LangTask supports multiple ways to configure your API keys:

1. Direct environment variables:
```bash
# For Anthropic
export ANTHROPIC_API_KEY=sk-ant-...

# For OpenAI
export OPENAI_API_KEY=sk-...
```

2. Using `.env` file (recommended for development):
```bash
# .env
ANTHROPIC_API_KEY=sk-ant-...
OPENAI_API_KEY=sk-...
```

Then in your code:
```python
from dotenv import load_dotenv
load_dotenv()
```

3. Setting in your deployment environment (recommended for production)

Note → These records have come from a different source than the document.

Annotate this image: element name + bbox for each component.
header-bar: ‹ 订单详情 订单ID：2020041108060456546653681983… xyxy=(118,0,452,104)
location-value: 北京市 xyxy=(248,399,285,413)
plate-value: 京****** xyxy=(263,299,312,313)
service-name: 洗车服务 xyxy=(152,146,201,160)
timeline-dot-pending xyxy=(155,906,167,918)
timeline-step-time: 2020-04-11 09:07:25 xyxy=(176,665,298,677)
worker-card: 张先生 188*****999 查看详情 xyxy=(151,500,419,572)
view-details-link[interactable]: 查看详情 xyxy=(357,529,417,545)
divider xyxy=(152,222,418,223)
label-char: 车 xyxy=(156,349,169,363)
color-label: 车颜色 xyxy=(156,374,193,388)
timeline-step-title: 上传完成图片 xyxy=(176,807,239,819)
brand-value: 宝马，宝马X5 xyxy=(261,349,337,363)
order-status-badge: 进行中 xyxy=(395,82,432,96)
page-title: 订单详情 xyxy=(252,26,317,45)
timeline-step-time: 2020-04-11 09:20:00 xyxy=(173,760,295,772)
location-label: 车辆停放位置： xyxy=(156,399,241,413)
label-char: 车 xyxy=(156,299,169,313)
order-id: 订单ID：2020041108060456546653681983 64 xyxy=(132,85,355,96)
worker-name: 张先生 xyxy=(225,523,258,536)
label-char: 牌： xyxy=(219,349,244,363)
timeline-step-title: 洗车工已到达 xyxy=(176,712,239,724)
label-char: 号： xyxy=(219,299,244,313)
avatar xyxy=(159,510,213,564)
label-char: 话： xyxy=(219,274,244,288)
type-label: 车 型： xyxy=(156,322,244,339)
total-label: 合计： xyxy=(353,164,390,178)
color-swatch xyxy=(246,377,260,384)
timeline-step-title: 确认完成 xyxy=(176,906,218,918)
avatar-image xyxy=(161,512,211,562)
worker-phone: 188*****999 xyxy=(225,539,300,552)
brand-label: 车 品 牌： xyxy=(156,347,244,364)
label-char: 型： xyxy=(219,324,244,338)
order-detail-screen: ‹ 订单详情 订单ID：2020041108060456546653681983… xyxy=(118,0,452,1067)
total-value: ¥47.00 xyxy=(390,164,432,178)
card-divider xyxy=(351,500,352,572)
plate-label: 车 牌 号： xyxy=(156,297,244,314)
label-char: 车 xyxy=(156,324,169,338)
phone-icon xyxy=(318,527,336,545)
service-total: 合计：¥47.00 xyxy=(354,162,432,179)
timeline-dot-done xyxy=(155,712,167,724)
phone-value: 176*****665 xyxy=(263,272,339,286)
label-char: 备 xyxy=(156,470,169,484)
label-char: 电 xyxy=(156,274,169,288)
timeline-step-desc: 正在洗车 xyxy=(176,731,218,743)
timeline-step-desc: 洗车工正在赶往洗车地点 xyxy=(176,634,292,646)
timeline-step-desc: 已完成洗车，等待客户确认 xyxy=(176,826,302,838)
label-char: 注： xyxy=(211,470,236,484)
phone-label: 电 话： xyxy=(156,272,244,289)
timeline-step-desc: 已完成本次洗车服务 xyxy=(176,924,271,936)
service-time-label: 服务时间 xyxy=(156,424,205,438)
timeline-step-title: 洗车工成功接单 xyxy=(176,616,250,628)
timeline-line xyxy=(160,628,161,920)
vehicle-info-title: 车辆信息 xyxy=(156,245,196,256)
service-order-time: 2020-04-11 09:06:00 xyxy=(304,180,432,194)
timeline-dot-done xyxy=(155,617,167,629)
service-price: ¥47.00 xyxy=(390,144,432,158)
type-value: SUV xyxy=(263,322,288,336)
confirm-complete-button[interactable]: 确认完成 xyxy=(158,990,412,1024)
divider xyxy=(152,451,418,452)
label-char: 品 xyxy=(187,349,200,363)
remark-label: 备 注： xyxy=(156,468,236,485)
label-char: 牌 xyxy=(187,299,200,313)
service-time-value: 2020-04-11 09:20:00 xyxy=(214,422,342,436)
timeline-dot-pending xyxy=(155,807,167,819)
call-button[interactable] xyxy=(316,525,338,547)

Remember to add `.env` to your `.gitignore` to protect your API keys.


## Requirements

- Python 3.10 or higher
- Dependencies:
  - pydantic >= 2.0
  - langchain >= 0.1.0
  - langchain-openai >= 0.0.2
  - langchain-anthropic >= 0.1.1
  - pyyaml >= 6.0
  - python-dotenv >= 0.19.0
  - loguru >= 0.7.0

## License

This project is licensed under the MIT License - see the [LICENSE](LICENSE) file for details.

## Contributing

Contributions are welcome! Feel free to submit an issue or pull request.